From a customer’s perspective, it’s baffling. If they made a purchase yesterday, they expect to be recognized today. But if the contact center is disconnected from back and mid-office operations like order fulfillment, the problems persist because the business lacks the information to know the customer during every interaction.
Where Most Personalization Efforts Fail
According to a McKinsey survey, 71% of customers expect brands to deliver personalized experiences, and 76% report frustration when a brand or business doesn’t give them a personalized experience.
Customers know that brands collect an extraordinary amount of information about them, and they want that data to be used responsibly and in ways that benefit them. How can organizations do that?
Related Article: Building a Customer Data Strategy: Key Trends
Using Customer Journey Orchestration to Connect Channels
Many customer journey orchestration consultants or platforms focus primarily on marketing and sales. That’s an incomplete view of the customer. The customer journey doesn’t end with a purchase. It’s essential for brands to unify the journey across marketing, sales and service.
Remember when I said that every channel a customer touches is a customer service channel? A strong customer journey orchestration strategy collects and analyzes data from all those touchpoints. It’s a true 360-degree view.
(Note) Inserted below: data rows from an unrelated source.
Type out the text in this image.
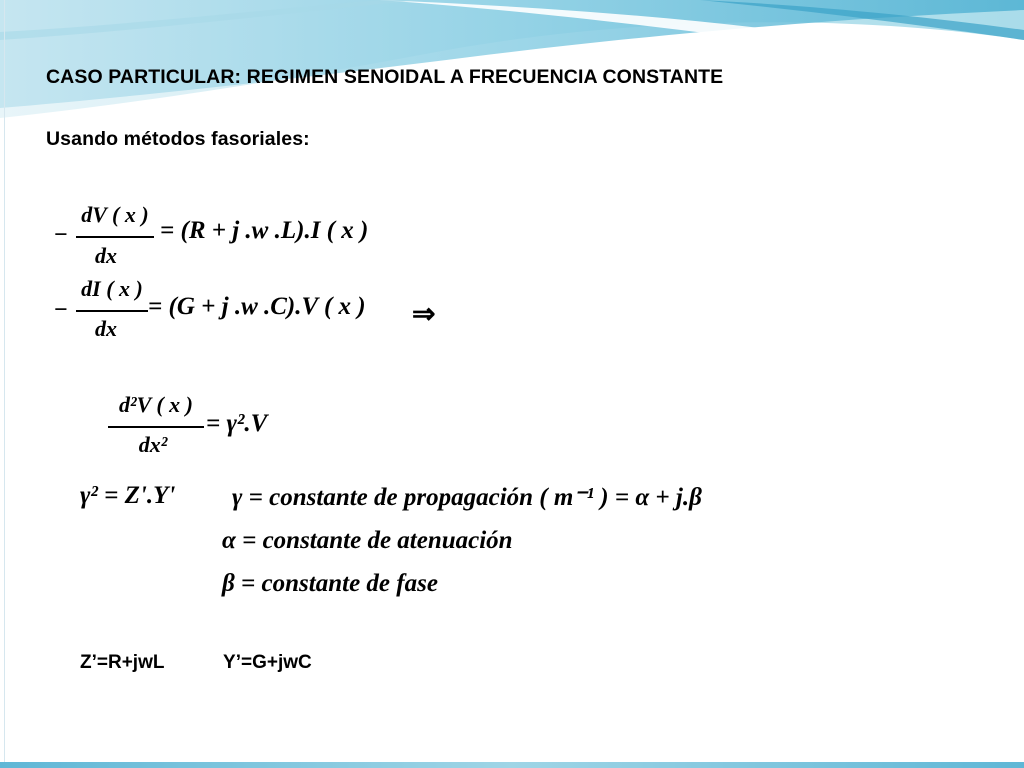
CASO PARTICULAR: REGIMEN SENOIDAL A FRECUENCIA CONSTANTE
Usando métodos fasoriales:
−
dV ( x )
dx
= (R + j .w .L).I ( x )
−
dI ( x )
dx
= (G + j .w .C).V ( x ) ⇒
d²V ( x )
dx²
= γ².V
γ² = Z'.Y' γ = constante de propagación ( m⁻¹ ) = α + j.β
α = constante de atenuación
β = constante de fase
Z’=R+jwL	Y’=G+jwC
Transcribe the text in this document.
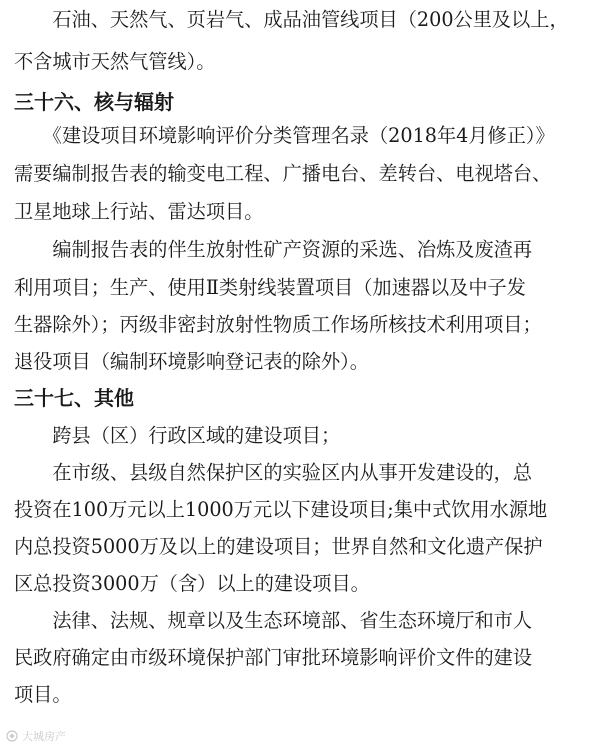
　　石油、天然气、页岩气、成品油管线项目（200公里及以上，
不含城市天然气管线）。
三十六、核与辐射
　　《建设项目环境影响评价分类管理名录（2018年4月修正）》
需要编制报告表的输变电工程、广播电台、差转台、电视塔台、
卫星地球上行站、雷达项目。
　　编制报告表的伴生放射性矿产资源的采选、冶炼及废渣再
利用项目；生产、使用Ⅱ类射线装置项目（加速器以及中子发
生器除外）；丙级非密封放射性物质工作场所核技术利用项目；
退役项目（编制环境影响登记表的除外）。
三十七、其他
　　跨县（区）行政区域的建设项目；
　　在市级、县级自然保护区的实验区内从事开发建设的，总
投资在100万元以上1000万元以下建设项目;集中式饮用水源地
内总投资5000万及以上的建设项目；世界自然和文化遗产保护
区总投资3000万（含）以上的建设项目。
　　法律、法规、规章以及生态环境部、省生态环境厅和市人
民政府确定由市级环境保护部门审批环境影响评价文件的建设
项目。
大城房产
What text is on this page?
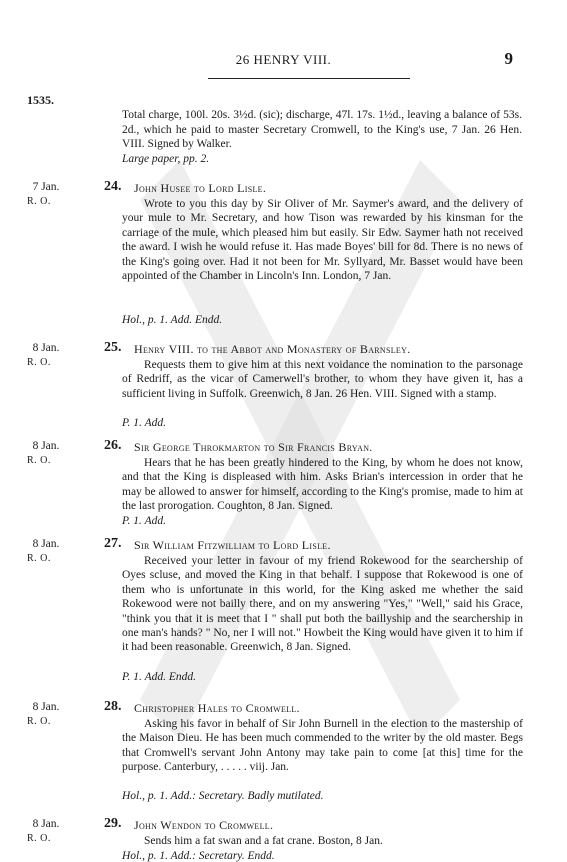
26 HENRY VIII.	9
1535.
Total charge, 100l. 20s. 3½d. (sic); discharge, 47l. 17s. 1½d., leaving a balance of 53s. 2d., which he paid to master Secretary Cromwell, to the King's use, 7 Jan. 26 Hen. VIII. Signed by Walker.
Large paper, pp. 2.
7 Jan.
R. O.
24. John Husee to Lord Lisle.
Wrote to you this day by Sir Oliver of Mr. Saymer's award, and the delivery of your mule to Mr. Secretary, and how Tison was rewarded by his kinsman for the carriage of the mule, which pleased him but easily. Sir Edw. Saymer hath not received the award. I wish he would refuse it. Has made Boyes' bill for 8d. There is no news of the King's going over. Had it not been for Mr. Syllyard, Mr. Basset would have been appointed of the Chamber in Lincoln's Inn. London, 7 Jan.
Hol., p. 1. Add. Endd.
8 Jan.
R. O.
25. Henry VIII. to the Abbot and Monastery of Barnsley.
Requests them to give him at this next voidance the nomination to the parsonage of Redriff, as the vicar of Camerwell's brother, to whom they have given it, has a sufficient living in Suffolk. Greenwich, 8 Jan. 26 Hen. VIII. Signed with a stamp.
P. 1. Add.
8 Jan.
R. O.
26. Sir George Throkmarton to Sir Francis Bryan.
Hears that he has been greatly hindered to the King, by whom he does not know, and that the King is displeased with him. Asks Brian's intercession in order that he may be allowed to answer for himself, according to the King's promise, made to him at the last prorogation. Coughton, 8 Jan. Signed.
P. 1. Add.
8 Jan.
R. O.
27. Sir William Fitzwilliam to Lord Lisle.
Received your letter in favour of my friend Rokewood for the searchership of Oyes scluse, and moved the King in that behalf. I suppose that Rokewood is one of them who is unfortunate in this world, for the King asked me whether the said Rokewood were not bailly there, and on my answering "Yes," "Well," said his Grace, "think you that it is meet that I " shall put both the baillyship and the searchership in one man's hands? " No, ner I will not." Howbeit the King would have given it to him if it had been reasonable. Greenwich, 8 Jan. Signed.
P. 1. Add. Endd.
8 Jan.
R. O.
28. Christopher Hales to Cromwell.
Asking his favor in behalf of Sir John Burnell in the election to the mastership of the Maison Dieu. He has been much commended to the writer by the old master. Begs that Cromwell's servant John Antony may take pain to come [at this] time for the purpose. Canterbury, . . . . . viij. Jan.
Hol., p. 1. Add.: Secretary. Badly mutilated.
8 Jan.
R. O.
29. John Wendon to Cromwell.
Sends him a fat swan and a fat crane. Boston, 8 Jan.
Hol., p. 1. Add.: Secretary. Endd.
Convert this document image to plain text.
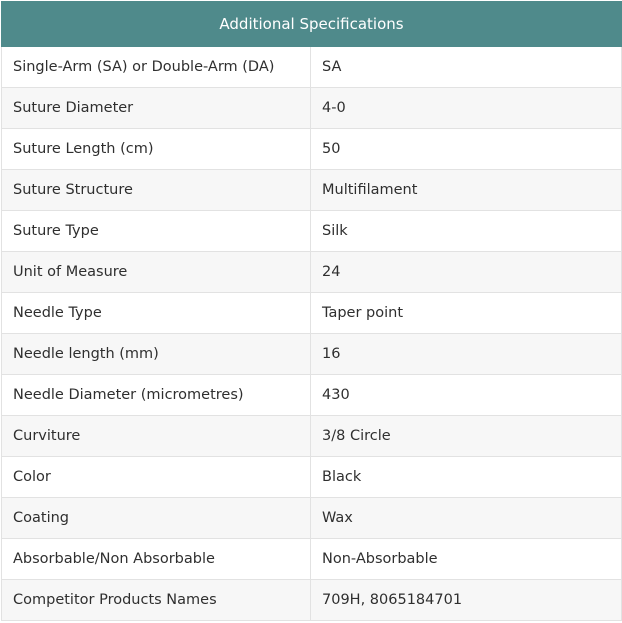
Additional Specifications	
Single-Arm (SA) or Double-Arm (DA)	SA
Suture Diameter	4-0
Suture Length (cm)	50
Suture Structure	Multifilament
Suture Type	Silk
Unit of Measure	24
Needle Type	Taper point
Needle length (mm)	16
Needle Diameter (micrometres)	430
Curviture	3/8 Circle
Color	Black
Coating	Wax
Absorbable/Non Absorbable	Non-Absorbable
Competitor Products Names	709H, 8065184701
With that complete view, brands can more accurately visualize current customer journeys, identify friction points and design better ones. They can implement solutions that connect technologies and data to allow seamless experiences across all their channels.
Done right, customer journey orchestration eliminates the “Dory effect.” It allows the kind of personalization that leads to higher efficiency, faster service, and better outcomes for both your customers and your business.